I'm the kind of man who tends to miss anniversaries. Well, they're all a bit silly really, aren't they?
So it's no surprise that I missed the anniversary of my own blog, where I first posted last year on the 12th October with some thoughts on the odd things which trigger memories. So why not do something similar today and begin with 'fairy clocks'?
I'm finding it, by the way, more difficult to post blogs regularly. When I started the idea was to ramble on about anything and everything, rather in the way I like to have long, discursive conversations in the pub. I seem to have become more self-conscious and desirous of producing something 'polished' whenever I write. Maybe, this is the time to make a new year's resolution and re-find the joy of talking nonsense.
So, fairy clocks. In other words, the dandelion in its seeding stage, those pretty balls of spores that children used to blow in order to tell the time, the number of puffs required to denude the stalk being the hour of the day. I wonder if they still do that.
I left the house to catch a bus the other day and was surprised to see the lawn carpeted with them. They seemed to have sprung up over night. It triggered memories of spending summer days wandering around fields and woods many years ago. In those days, during the summer holidays, children would leave the house after breakfast and return for tea, their parents quite unconcerned about danger, human, animal or physical.
We would swim unsupervised in the 'forty-foot' drain, make arrows from garden canes and nails, throw stones into wasps nests, light fires, practice riding bikes around corners without touching the handle-bars, and slash with sticks at vegetation.
By that time we'd gone beyond blowing the spores off fairy clocks. We preferred to do our part in the symbiotic relationship with them by kicking the hell out of them. No matter. The seed was spread far and wide, as the dandelions wanted. (Forgive the teleology). just as birds eat berries and pass the seeds through their gut, and bees spread pollen in return for nectar, we were doing our bit for dandelions in return for fun and fresh air.
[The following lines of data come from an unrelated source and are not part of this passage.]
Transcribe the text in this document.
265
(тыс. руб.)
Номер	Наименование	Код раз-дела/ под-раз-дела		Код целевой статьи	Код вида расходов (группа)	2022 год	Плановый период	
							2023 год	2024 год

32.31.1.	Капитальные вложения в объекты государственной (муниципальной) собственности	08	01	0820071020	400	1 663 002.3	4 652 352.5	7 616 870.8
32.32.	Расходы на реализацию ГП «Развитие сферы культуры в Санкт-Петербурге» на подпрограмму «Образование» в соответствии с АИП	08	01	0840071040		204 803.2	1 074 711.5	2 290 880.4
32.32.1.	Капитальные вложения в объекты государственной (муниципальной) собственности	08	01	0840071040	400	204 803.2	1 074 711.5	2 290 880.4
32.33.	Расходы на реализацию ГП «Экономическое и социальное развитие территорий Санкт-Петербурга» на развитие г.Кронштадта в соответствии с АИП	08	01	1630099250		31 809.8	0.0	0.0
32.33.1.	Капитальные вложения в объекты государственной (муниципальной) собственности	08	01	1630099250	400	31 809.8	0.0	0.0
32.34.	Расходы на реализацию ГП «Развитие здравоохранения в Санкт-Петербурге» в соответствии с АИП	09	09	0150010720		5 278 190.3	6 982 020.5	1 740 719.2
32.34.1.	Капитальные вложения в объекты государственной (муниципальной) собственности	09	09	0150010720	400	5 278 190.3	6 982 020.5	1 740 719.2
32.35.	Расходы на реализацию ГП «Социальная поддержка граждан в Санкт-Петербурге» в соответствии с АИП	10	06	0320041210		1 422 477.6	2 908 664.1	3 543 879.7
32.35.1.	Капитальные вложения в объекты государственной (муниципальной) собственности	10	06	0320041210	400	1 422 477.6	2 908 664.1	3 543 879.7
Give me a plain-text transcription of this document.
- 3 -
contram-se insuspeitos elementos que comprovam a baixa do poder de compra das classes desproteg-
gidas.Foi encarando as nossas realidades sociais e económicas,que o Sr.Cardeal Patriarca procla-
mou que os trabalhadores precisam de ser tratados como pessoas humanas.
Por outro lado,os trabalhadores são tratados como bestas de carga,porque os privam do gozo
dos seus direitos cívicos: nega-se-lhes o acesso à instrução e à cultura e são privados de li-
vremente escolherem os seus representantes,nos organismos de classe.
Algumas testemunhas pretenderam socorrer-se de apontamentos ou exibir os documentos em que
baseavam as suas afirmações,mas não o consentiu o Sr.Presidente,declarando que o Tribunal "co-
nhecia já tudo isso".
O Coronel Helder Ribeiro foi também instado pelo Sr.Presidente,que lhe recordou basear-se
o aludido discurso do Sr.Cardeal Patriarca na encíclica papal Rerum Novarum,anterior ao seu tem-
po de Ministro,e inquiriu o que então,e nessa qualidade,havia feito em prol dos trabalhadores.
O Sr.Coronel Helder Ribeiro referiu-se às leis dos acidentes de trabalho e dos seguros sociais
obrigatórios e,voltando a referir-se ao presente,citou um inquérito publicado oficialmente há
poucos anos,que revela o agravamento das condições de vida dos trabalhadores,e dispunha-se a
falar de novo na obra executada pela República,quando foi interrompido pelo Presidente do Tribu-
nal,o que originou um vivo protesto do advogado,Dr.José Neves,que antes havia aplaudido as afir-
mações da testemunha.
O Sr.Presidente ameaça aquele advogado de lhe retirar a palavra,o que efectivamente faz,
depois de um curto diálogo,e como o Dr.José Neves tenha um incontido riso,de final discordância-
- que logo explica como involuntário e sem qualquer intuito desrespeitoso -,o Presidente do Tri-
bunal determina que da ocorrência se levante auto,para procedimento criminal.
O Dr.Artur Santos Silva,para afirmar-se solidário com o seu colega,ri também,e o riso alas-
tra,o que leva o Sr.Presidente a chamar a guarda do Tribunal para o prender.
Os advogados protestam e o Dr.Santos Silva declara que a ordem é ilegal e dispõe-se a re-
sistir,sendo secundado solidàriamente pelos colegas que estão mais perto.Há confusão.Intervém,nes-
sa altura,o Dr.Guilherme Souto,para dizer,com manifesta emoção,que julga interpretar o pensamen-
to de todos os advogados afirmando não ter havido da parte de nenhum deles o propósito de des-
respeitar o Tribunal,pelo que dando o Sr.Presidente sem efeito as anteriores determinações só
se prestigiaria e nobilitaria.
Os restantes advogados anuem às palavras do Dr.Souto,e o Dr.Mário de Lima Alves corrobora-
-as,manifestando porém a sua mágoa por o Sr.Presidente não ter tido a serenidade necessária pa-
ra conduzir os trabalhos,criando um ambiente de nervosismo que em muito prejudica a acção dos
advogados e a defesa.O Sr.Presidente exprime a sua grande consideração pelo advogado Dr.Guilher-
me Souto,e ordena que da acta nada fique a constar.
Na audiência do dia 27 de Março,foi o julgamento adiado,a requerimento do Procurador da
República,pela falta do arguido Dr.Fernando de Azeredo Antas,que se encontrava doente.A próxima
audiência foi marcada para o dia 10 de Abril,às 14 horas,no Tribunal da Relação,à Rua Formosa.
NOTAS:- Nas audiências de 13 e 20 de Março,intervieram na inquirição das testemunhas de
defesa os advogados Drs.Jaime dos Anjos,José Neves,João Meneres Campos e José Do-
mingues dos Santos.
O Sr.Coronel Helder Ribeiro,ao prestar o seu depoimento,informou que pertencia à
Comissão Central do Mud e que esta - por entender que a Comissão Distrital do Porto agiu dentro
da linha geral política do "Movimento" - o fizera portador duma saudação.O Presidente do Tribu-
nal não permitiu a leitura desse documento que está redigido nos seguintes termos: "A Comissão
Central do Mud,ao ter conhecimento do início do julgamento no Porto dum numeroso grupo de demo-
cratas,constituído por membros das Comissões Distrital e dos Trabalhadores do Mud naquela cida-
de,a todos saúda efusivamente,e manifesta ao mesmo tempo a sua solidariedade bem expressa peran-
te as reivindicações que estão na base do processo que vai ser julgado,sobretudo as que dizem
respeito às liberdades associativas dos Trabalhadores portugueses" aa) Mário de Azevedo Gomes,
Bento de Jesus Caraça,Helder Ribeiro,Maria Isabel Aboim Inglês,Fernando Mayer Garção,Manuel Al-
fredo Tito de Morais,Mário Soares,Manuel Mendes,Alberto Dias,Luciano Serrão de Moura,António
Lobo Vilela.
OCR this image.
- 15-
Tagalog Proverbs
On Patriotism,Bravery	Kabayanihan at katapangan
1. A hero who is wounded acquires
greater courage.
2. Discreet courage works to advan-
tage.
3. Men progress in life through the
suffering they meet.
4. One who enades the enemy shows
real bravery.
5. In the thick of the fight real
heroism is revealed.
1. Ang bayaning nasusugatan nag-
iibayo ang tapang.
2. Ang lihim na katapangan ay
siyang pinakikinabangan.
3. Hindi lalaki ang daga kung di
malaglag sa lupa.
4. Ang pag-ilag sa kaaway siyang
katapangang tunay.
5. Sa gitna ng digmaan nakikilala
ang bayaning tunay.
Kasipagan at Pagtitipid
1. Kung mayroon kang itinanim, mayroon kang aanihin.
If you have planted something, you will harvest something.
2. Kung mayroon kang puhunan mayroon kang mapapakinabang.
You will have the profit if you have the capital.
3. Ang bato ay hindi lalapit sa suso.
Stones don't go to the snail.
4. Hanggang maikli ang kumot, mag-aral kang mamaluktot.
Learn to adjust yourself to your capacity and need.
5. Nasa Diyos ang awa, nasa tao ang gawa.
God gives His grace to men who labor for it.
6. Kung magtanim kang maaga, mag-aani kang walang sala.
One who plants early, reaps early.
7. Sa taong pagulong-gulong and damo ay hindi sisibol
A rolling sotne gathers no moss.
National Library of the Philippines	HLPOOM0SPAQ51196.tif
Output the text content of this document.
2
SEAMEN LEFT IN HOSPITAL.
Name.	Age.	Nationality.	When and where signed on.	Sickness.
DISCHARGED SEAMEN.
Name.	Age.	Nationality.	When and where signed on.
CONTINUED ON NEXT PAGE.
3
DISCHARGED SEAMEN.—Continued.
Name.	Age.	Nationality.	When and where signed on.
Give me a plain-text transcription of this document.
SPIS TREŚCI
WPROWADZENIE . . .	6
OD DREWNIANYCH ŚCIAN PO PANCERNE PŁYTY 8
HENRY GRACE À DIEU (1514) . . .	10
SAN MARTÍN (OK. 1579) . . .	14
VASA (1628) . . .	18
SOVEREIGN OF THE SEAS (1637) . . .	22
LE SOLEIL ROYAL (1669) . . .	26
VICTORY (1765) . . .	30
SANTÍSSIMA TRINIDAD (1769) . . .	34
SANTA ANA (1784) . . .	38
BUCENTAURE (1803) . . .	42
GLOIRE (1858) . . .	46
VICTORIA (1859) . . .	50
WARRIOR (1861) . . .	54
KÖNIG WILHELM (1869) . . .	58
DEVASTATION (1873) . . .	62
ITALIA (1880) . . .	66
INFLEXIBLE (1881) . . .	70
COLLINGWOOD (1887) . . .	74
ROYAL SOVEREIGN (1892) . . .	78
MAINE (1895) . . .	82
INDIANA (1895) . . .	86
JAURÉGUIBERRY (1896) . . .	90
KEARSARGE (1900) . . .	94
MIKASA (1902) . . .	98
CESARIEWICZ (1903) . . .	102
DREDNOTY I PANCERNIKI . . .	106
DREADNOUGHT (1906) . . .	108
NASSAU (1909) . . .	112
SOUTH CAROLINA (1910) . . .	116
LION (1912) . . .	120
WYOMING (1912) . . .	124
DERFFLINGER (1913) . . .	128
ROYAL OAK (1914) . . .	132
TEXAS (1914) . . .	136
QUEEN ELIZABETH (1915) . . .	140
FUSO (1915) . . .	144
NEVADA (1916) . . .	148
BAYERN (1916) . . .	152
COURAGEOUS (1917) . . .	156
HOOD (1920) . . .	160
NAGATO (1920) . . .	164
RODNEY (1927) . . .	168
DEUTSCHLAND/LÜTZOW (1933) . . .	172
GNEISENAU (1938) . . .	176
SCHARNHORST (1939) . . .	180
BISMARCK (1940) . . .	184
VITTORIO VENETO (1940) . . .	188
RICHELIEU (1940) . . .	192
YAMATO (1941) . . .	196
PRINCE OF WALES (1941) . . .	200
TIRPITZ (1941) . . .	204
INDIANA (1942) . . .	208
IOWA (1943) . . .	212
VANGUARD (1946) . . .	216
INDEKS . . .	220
The earlier game of blowing at them to tell the time had given us another benefit, namely a healthy lesson in scepticism. When three little boys get three different times from the exercise, they tend to doubt the foolish adults who had told them such nonsense.
Why do parents tell their children all these lies? Jack Frost painting the windows in winter; fairies (again) leaving coins under the pillow in exchange for teeth, or constructing perfect rings of mushrooms within which to cavort.
To be honest, those are all beautiful conceits, but why aren't children told that they are metaphors? Yes, I know that people say that 'children must be allowed their childhood', and the years of childhood are indeed the years of wonder. But isn't it just as wonderful to know the truth about these miracles of nature. I still don't know how the phenomenon of mushroom rings occurs.
The essential, defining characteristic of the human animal is his mind. But more than that, we have evolved in such a way that we have perhaps the longest period of immaturity in the animal kingdom, something like 16% of our lives. All that time to grow and learn, learn, learn.
And yet how often do you hear parents impatiently discouraging their children's questions or palming them off with cliches and ex cathedra judgments.
You can tell a lot about a person by discovering when he stopped believing in Father Christmas. It could be useful at a university selection board. Imagine:
Interviewer: When did you stop believing in Father Christmas?
Candidate: But I haven't. I still believe in Father Christmas.
Interviewer: I'm sorry, but a degree in maths, physics, biology or philosophy is out of the question in your case. I think you should read theology.
Yes, that's what I'm getting round to. Religion. Stuffing children's heads full of superstitious mythology is one of the worst kinds of child abuse. We rightly make a hell of a fuss about debauching their bodies, but let's show their minds a bit of respect too.
I'm not talking about children being told that Jesus is weeping because they've been caught stealing a Mars bar; or terrified by visions of hell because a mother thinks her son's socks are suspiciously stiff.
Nor am I condemning religion because some rogue priests allow the frustrations of their life-denying celibacy to spill over into confirmation candidates. Or because others use it as an excuse for murder or the persecution of teachers who give teddy bears a funny name and tell kids the story of the three little pigs
Funny where the thought process leads you.